We used to joke that our borrowers (and dealers) didn’t have any of the attributes in our initials!
My father, as you can tell, had a sarcastic sense of humor. Underneath the irony, he carried a deep understanding of the Florida Retail Installment Act and all aspects of laws that governed credit and sales finance. We were so early with what we were doing in 1987, that the State of Florida Finance Board, confused by our business model, came into our office for our examination and we watched our father calmly explain to the regulator that ESA, in fact, was not in violation of any usury limits, since we purchased credit sales, RICs (and not loans). My brother Ken was 17 at the time and a junior collector, no wonder he turned into a compliance nerd. (No offense to y’all fellow FCRA, TILA and TCPA geeks.)
I’m certainly not writing to look backward. One of my responsibilities, as Oasis said, is to “be here now” (in the present), taking those lessons of the past, informing our actions, big ideas we try to implement daily trying to live into the possibility of what might get built in our future.
Furthermore, software development (from my perspective) is less about fancy terms like “machine learning”, AI, blockchain and more about solving problems for human beings.

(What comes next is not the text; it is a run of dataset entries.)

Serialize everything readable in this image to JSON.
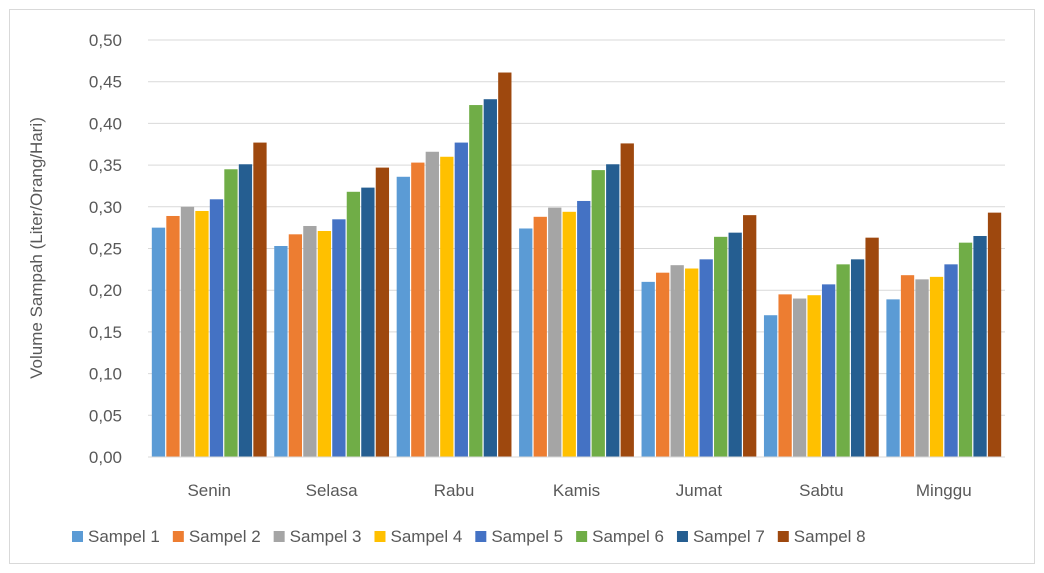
{
  "chart_data": {
    "type": "bar",
    "title": "",
    "xlabel": "",
    "ylabel": "Volume Sampah (Liter/Orang/Hari)",
    "ylim": [
      0,
      0.5
    ],
    "yticks": [
      "0,00",
      "0,05",
      "0,10",
      "0,15",
      "0,20",
      "0,25",
      "0,30",
      "0,35",
      "0,40",
      "0,45",
      "0,50"
    ],
    "grid": true,
    "legend_position": "bottom",
    "categories": [
      "Senin",
      "Selasa",
      "Rabu",
      "Kamis",
      "Jumat",
      "Sabtu",
      "Minggu"
    ],
    "series": [
      {
        "name": "Sampel 1",
        "color": "#5b9bd5",
        "values": [
          0.275,
          0.253,
          0.336,
          0.274,
          0.21,
          0.17,
          0.189
        ]
      },
      {
        "name": "Sampel 2",
        "color": "#ed7d31",
        "values": [
          0.289,
          0.267,
          0.353,
          0.288,
          0.221,
          0.195,
          0.218
        ]
      },
      {
        "name": "Sampel 3",
        "color": "#a5a5a5",
        "values": [
          0.3,
          0.277,
          0.366,
          0.299,
          0.23,
          0.19,
          0.213
        ]
      },
      {
        "name": "Sampel 4",
        "color": "#ffc000",
        "values": [
          0.295,
          0.271,
          0.36,
          0.294,
          0.226,
          0.194,
          0.216
        ]
      },
      {
        "name": "Sampel 5",
        "color": "#4472c4",
        "values": [
          0.309,
          0.285,
          0.377,
          0.307,
          0.237,
          0.207,
          0.231
        ]
      },
      {
        "name": "Sampel 6",
        "color": "#70ad47",
        "values": [
          0.345,
          0.318,
          0.422,
          0.344,
          0.264,
          0.231,
          0.257
        ]
      },
      {
        "name": "Sampel 7",
        "color": "#255e91",
        "values": [
          0.351,
          0.323,
          0.429,
          0.351,
          0.269,
          0.237,
          0.265
        ]
      },
      {
        "name": "Sampel 8",
        "color": "#9e480e",
        "values": [
          0.377,
          0.347,
          0.461,
          0.376,
          0.29,
          0.263,
          0.293
        ]
      }
    ]
  }
}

We like to say that our focus should be less on the feature set or whiz-bang and more on the problems and value we can deliver. Product development takes on a new meaning when you start with the perspective of solving one human’s problems versus building a product everyone has to conform to. My wise CTO, and friend Jude Samson taught me that.

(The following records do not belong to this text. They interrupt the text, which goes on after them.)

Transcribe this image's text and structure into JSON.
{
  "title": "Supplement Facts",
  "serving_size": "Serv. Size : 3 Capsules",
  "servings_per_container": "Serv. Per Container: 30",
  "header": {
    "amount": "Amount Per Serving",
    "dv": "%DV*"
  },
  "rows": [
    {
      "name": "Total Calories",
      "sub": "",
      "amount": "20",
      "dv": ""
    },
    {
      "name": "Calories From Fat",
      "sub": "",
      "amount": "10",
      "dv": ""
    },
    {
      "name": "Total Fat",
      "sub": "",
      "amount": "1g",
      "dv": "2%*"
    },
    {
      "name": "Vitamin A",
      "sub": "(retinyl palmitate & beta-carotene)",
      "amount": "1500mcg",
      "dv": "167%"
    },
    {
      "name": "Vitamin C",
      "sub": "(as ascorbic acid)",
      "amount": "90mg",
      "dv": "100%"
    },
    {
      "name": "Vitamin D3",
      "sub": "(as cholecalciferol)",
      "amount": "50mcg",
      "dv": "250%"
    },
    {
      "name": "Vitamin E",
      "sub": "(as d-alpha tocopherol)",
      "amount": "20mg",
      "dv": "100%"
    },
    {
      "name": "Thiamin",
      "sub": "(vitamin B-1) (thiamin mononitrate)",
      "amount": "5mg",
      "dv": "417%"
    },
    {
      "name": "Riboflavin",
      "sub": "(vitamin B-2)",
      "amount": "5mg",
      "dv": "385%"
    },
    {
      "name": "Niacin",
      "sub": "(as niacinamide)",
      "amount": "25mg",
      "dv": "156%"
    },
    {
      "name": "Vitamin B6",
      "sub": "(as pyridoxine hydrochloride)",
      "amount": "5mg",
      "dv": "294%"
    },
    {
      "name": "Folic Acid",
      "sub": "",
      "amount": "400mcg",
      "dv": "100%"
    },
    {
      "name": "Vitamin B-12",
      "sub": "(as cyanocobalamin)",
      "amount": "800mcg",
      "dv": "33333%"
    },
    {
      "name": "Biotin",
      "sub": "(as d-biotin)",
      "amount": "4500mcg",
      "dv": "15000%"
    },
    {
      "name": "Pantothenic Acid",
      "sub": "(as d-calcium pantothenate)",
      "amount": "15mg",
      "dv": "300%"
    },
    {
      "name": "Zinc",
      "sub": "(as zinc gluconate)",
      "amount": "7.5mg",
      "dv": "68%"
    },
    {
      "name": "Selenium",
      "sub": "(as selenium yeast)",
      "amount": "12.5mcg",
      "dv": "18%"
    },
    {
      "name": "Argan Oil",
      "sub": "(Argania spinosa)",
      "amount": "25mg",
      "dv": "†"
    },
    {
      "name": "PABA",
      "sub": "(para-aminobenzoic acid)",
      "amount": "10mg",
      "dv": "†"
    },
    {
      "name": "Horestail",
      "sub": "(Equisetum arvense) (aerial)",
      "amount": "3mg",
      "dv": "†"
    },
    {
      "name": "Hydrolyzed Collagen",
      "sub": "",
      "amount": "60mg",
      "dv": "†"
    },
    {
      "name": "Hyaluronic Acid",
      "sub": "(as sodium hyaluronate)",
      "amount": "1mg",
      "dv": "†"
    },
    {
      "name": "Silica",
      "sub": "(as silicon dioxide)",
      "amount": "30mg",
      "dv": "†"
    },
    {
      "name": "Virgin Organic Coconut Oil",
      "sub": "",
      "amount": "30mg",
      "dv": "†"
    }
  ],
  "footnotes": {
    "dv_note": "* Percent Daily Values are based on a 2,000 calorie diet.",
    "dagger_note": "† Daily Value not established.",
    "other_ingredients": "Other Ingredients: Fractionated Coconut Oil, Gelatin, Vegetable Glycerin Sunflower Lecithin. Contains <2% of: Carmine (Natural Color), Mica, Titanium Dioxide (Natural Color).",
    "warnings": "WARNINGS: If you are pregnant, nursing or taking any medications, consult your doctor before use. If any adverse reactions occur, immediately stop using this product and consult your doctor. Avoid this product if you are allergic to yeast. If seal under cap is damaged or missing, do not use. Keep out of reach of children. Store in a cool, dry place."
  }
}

As humans, what’s our most precious resource? I think it’s time. We all have the same number of hours as Warren Buffet. When I dig deep to understand why we are building TurboPass, I think of my dad and the time we wanted to spend with him, inside the businesses he was running during our childhoods – dealerships and finance companies.
So giving people back our time is a massive driver for us. The other theme we can’t stop thinking about is trust. Doesn’t it seem like the biggest thing missing from the car business is trust?

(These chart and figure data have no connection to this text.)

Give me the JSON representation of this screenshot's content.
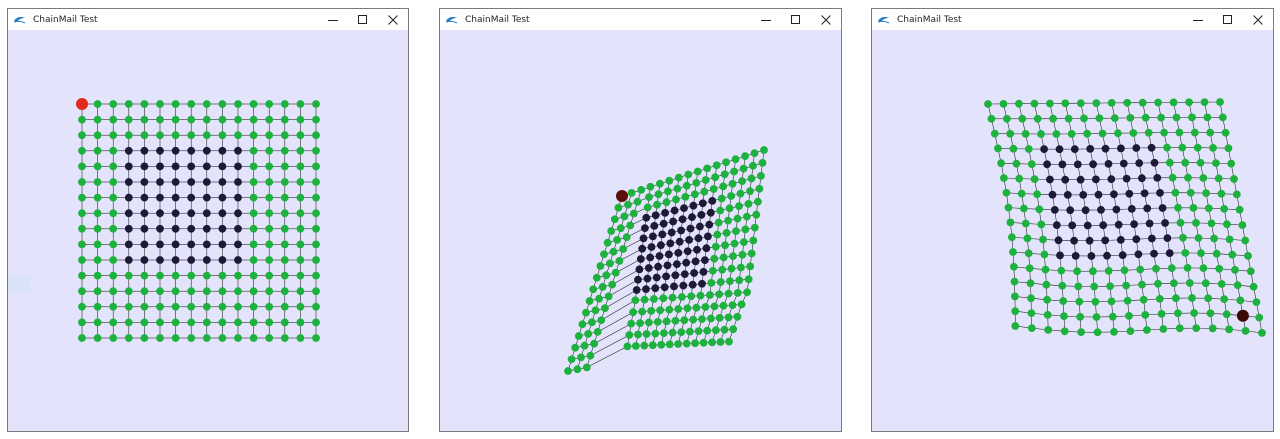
{
  "windows": [
    {
      "title": "ChainMail Test",
      "controls": [
        "minimize-icon",
        "maximize-icon",
        "close-icon"
      ]
    },
    {
      "title": "ChainMail Test",
      "controls": [
        "minimize-icon",
        "maximize-icon",
        "close-icon"
      ]
    },
    {
      "title": "ChainMail Test",
      "controls": [
        "minimize-icon",
        "maximize-icon",
        "close-icon"
      ]
    }
  ],
  "mesh": {
    "columns": 16,
    "rows": 16
  },
  "colors": {
    "client_background": "#e3e3fb",
    "edge_node": "#1db13d",
    "inner_node": "#1e1936",
    "selected_node_state1": "#e02a1e",
    "selected_node_state2": "#5a1008",
    "selected_node_state3": "#3a0a06",
    "link": "#1e1e1e"
  }
}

Customers don’t trust dealers, dealers don’t trust customers, and we lenders, we’re getting to the point that we don’t trust anybody!
Paradoxically, as a software company, our greatest goals are not technical…our greatest achievements will be when we can deliver trust and time…for buyers, sellers and lenders.
Stephen Covey, Jr. wrote a book titled “The Speed of Trust”. The thesis of the book is that when trust is high, things go fast, and when trust is low, things go slow.
As we check-in from the front lines of a Fintech, focused on helping dealers and lenders create trust in the credit sale transaction, I wanted to offer a perspective that after spending this time with our families, examines our priorities and values. I notice we’ve all had the incredible gift and opportunity to deepen our relationships – the relationships with each other, our families and our employees.
Not all the conversations have been easy, but maybe, we’ve seen a glimpse into the future.
Our productivity can be enhanced by technology, allowing us to focus on what’s most important in our lives: our relationships, our higher selves, and the present moment. Maybe technology can help us to stop living in the past or worrying about our futures, and maybe it can help us be here now.